Le Vernet (dpa) l Genau vier Monate nach der Germanwings-Katastrophe reisen Angehörige der Opfer in dieser Woche erneut in die Absturzregion in den französischen Alpen. Bei einer Trauerfeier im kleinen Ort Le Vernet sollen am Freitag (24. Juli) Leichenteile, die nicht identifiziert werden konnten, in einem Gemeinschaftsgrab beigesetzt werden.

"Mit der gemeinsamen Trauerfeier für alle Angehörigen und Beisetzung der anonymen sterblichen Überreste kann das Abschiednehmen zu einem Abschluss kommen", sagte der Beauftragte der Bundesregierung, Steffen Rudolph, der Deutschen Presse-Agentur. "Die Unabänderlichkeit des Geschehenen wird noch einmal deutlich. Schmerz und Trauer werden bleiben."

Nach Angaben der Präfektur von Digne-les-bains werden am Freitagnachmittag an der nach dem Absturz aufgestellten Gedenkstele Kränze niedergelegt, dort soll auch eine religionsübergreifende Trauerfeier stattfinden. Zudem ist eine Andacht auf dem Friedhof geplant. Ein Sprecher der Germanwings-Mutter Lufthansa sagte, das Unternehmen finanziere die Reisen der Angehörigen und werde mit Vertretern des Managements an der Trauerfeier teilnehmen.

Der Copilot Andreas Lubitz des Flugs von Barcelona nach Düsseldorf hatte den Airbus nach Überzeugung der Ermittler am 24. März absichtlich gegen einen Berg gelenkt. Alle 150 Menschen an Bord starben. Die meisten Opfer stammten aus Deutschland.

Nach Angaben Rudolphs, der auch selbst an der Trauerfeier teilnehmen wird, sind die identifizierten Überreste der Toten inzwischen fast alle zurückgebracht worden.

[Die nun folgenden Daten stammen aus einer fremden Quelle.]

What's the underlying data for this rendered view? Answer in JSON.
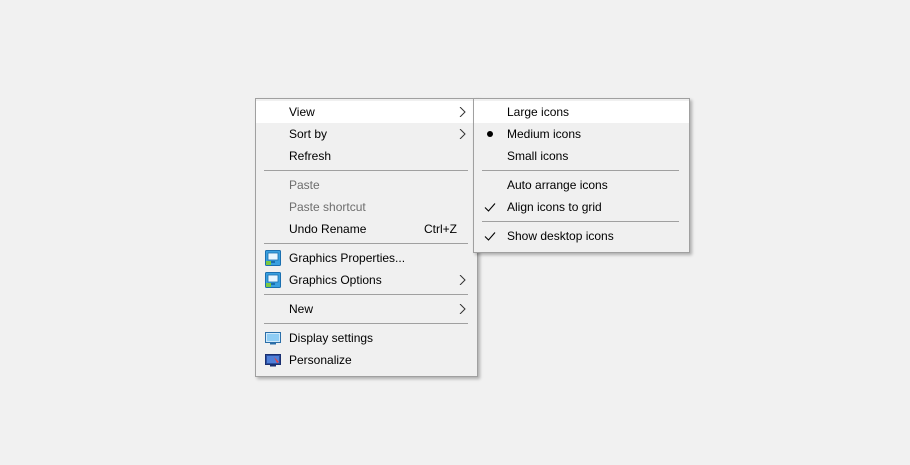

Die einzige Ausnahme gehe auf den Wunsch von Angehörigen zurück. Trotzdem sind für die Hinterbliebenen noch Fragen offen: So warteten sie noch auf die Rückgabe der persönlichen Gegenstände der Opfer, die am Absturzort gefunden wurden, erläuterte Rudolph. Diese würden zurzeit katalogisiert.

In Marseille läuft zudem noch ein Verfahren gegen unbekannt wegen fahrlässiger Tötung - drei Ermittlungsrichter sollen die Verantwortlichkeit für den Absturz klären.

Die Trauerfeier steht auch unter dem Eindruck des öffentlichen Streits um das Verhalten der Lufthansa und die Höhe des Schmerzensgelds für die Angehörigen. In den vergangenen Tagen hatten Anwälte das bisherige Angebot des Konzerns als zu niedrig zurückgewiesen. In einem offenen Brief verlangten Hinterbliebene zudem eine Entschuldigung des Unternehmens.